Brave is the new fantasy adventure from Pixar Animation Studios and it features the studio’s first female protagonist. Though the Hayao Miyazaki influence is apparent – Miyazaki’s heroines are complex and wonderfully written characters, usually taking a coming-of-age journey through a fantasy realm – Merida (voiced by Kelly McDonald) is an excellent female character to centre this entertaining tale around. Written by Mark Andrews, Brenda Chapman, Steve Purcell and Irene Mecchi, and directed by Andrews and Chapman, Brave is set in the 10th Century Scottish highlands.
The story follows Merida, a skilled archer with a keen sense of adventure and little interest in learning the ways of the court of her father, King Fergus (Billy Connolly) and mother, Queen Elinor (Emma Thompson). She defies an age-old tradition and the wishes of her mother, which places both her family and the kingdom in danger, and it is up to her to find the courage to re-write her fate.
There are two strong-willed female characters, with the mother-daughter relationship well realised and providing the backbone for the film. What is surprising is that Merida’s journey is not so much a physical one, but a personal journey about self-acceptance and learning how to better communicate. Merida’s respect for her mother, and her mother for her, increases as Merida realises her mother has her best interests at heart and her mother accepts her daughter’s destiny for a different path. By rejecting her mother’s guidance, and facing the repercussions of her decision with the bravery she displays, she becomes a more capable Queen than she ever would have otherwise.
Brave is beautifully animated, with great pleasure to be found in the details. The make-up of the world is breathtaking; the wonders of the forest, the creature animation (and it continues to amaze me how personified Pixar animators can make animals) and the details that have gone into every set – the witch’s woodwork cottage for example – is extraordinary.
Merida, voiced to perfection by Kelly McDonald and with her kind blue eyes and giant red locks, is unforgettable. She is fiercely independent and though she loves her mother, grows frustrated knowing she has no desire to be the woman envisioned by her. But she is also a typical girl and teenager. She is facing a crossroads and doesn’t feel ready to make the decision that would secure the path of the rest of her life.

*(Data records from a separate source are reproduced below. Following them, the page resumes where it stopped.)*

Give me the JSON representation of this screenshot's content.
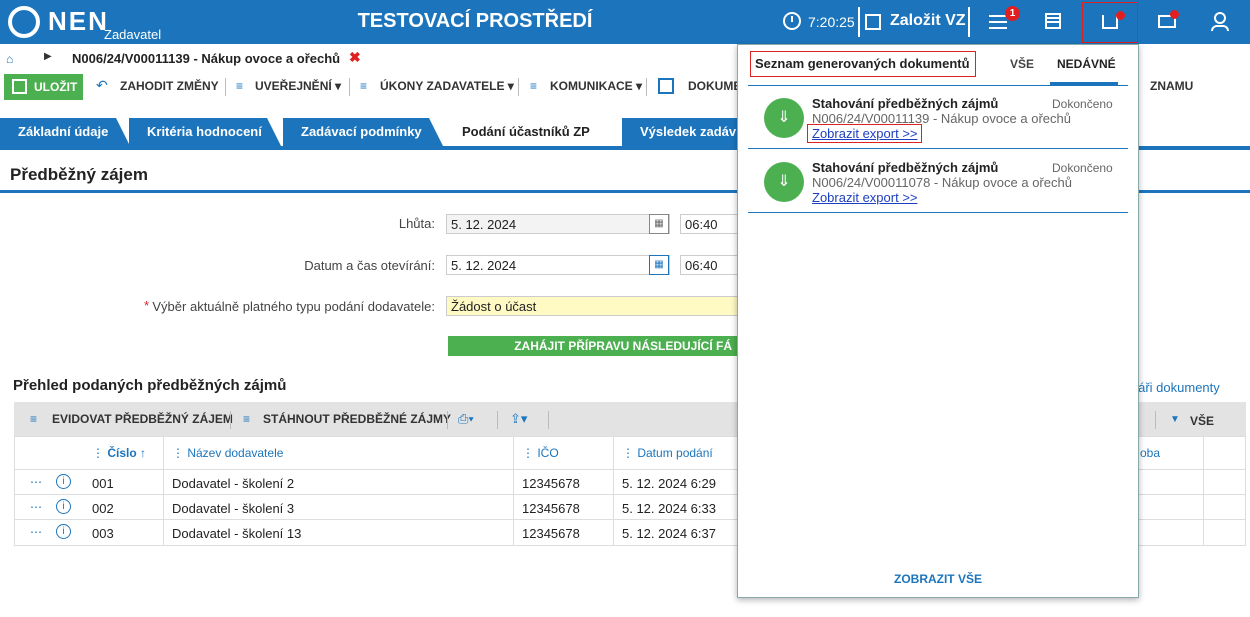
{
  "header": {
    "logo_text": "NEN",
    "logo_sub": "Zadavatel",
    "env_title": "TESTOVACÍ PROSTŘEDÍ",
    "clock_time": "7:20:25",
    "create_vz": "Založit VZ",
    "menu_badge": "1"
  },
  "breadcrumb": {
    "text": "N006/24/V00011139 - Nákup ovoce a ořechů"
  },
  "toolbar": {
    "save": "ULOŽIT",
    "discard": "ZAHODIT ZMĚNY",
    "publish": "UVEŘEJNĚNÍ",
    "actions": "ÚKONY ZADAVATELE",
    "communication": "KOMUNIKACE",
    "documents": "DOKUMEN",
    "record": "ZNAMU"
  },
  "tabs": [
    "Základní údaje",
    "Kritéria hodnocení",
    "Zadávací podmínky",
    "Podání účastníků ZP",
    "Výsledek zadáv"
  ],
  "section": {
    "title": "Předběžný zájem"
  },
  "form": {
    "deadline_label": "Lhůta:",
    "deadline_date": "5. 12. 2024",
    "deadline_time": "06:40",
    "opening_label": "Datum a čas otevírání:",
    "opening_date": "5. 12. 2024",
    "opening_time": "06:40",
    "required_mark": "*",
    "type_label": "Výběr aktuálně platného typu podání dodavatele:",
    "type_value": "Žádost o účast",
    "start_button": "ZAHÁJIT PŘÍPRAVU NÁSLEDUJÍCÍ FÁ"
  },
  "overview": {
    "title": "Přehled podaných předběžných zájmů",
    "link": "ulá​ři dokumenty",
    "btn_record": "EVIDOVAT PŘEDBĚŽNÝ ZÁJEM",
    "btn_download": "STÁHNOUT PŘEDBĚŽNÉ ZÁJMY",
    "btn_all": "VŠE",
    "columns": [
      "Číslo",
      "Název dodavatele",
      "IČO",
      "Datum podání",
      "oba"
    ],
    "rows": [
      {
        "num": "001",
        "name": "Dodavatel - školení 2",
        "ico": "12345678",
        "date": "5. 12. 2024 6:29"
      },
      {
        "num": "002",
        "name": "Dodavatel - školení 3",
        "ico": "12345678",
        "date": "5. 12. 2024 6:33"
      },
      {
        "num": "003",
        "name": "Dodavatel - školení 13",
        "ico": "12345678",
        "date": "5. 12. 2024 6:37"
      }
    ]
  },
  "popup": {
    "title": "Seznam generovaných dokumentů",
    "tab_all": "VŠE",
    "tab_recent": "NEDÁVNÉ",
    "entries": [
      {
        "title": "Stahování předběžných zájmů",
        "status": "Dokončeno",
        "sub": "N006/24/V00011139 - Nákup ovoce a ořechů",
        "link": "Zobrazit export >>"
      },
      {
        "title": "Stahování předběžných zájmů",
        "status": "Dokončeno",
        "sub": "N006/24/V00011078 - Nákup ovoce a ořechů",
        "link": "Zobrazit export >>"
      }
    ],
    "show_all": "ZOBRAZIT VŠE"
  },
  "colors": {
    "brand_blue": "#1c75bc",
    "green": "#4caf50",
    "alert_red": "#e02020"
  }
}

When her family and the kingdom are endangered because of her ill-fated decision, it is up to Merida to find the courage to redeem herself and save her mother from a horrific fate. There are some important lessons here; the power of independence and following your dreams, and the importance if communication between a mother and daughter. Merida also proves that our destiny is not written for us, we have the power to write our own and secure our own fate. Valuable lessons for a young audience.
Brave is a delightful return to form for the Pixar team after a disappointing and unneeded return to the world of Cars. Telling a simple but pleasant story, which is enchanting with its blend of reality and fantasy and thrilling with its handsome visuals and grand score, Brave offers up consistent amusement – in particular through Merida’s identical triplet brothers- and is sure to engage audiences of all ages. Having said that, this is probably the most child-centric Pixar film in some time, which is not a bad thing at all.
Pixar aren’t necessarily returning to their best, but Brave is not trying to match the awe-inspiring visuals of Wall-E or the narrative complexity of Ratatouille, but it admirably succeeds in what it is trying to do. With outstanding animation, which is to be expected these days, an excellent voice cast, and the perfect blend of comedy and drama, it is well worth seeing. It also has several scenes capable of bringing a viewer to tears, which further secures my recommendation.
I rate the film 4 Stars. Brave is now showing at Cronulla Cinemas.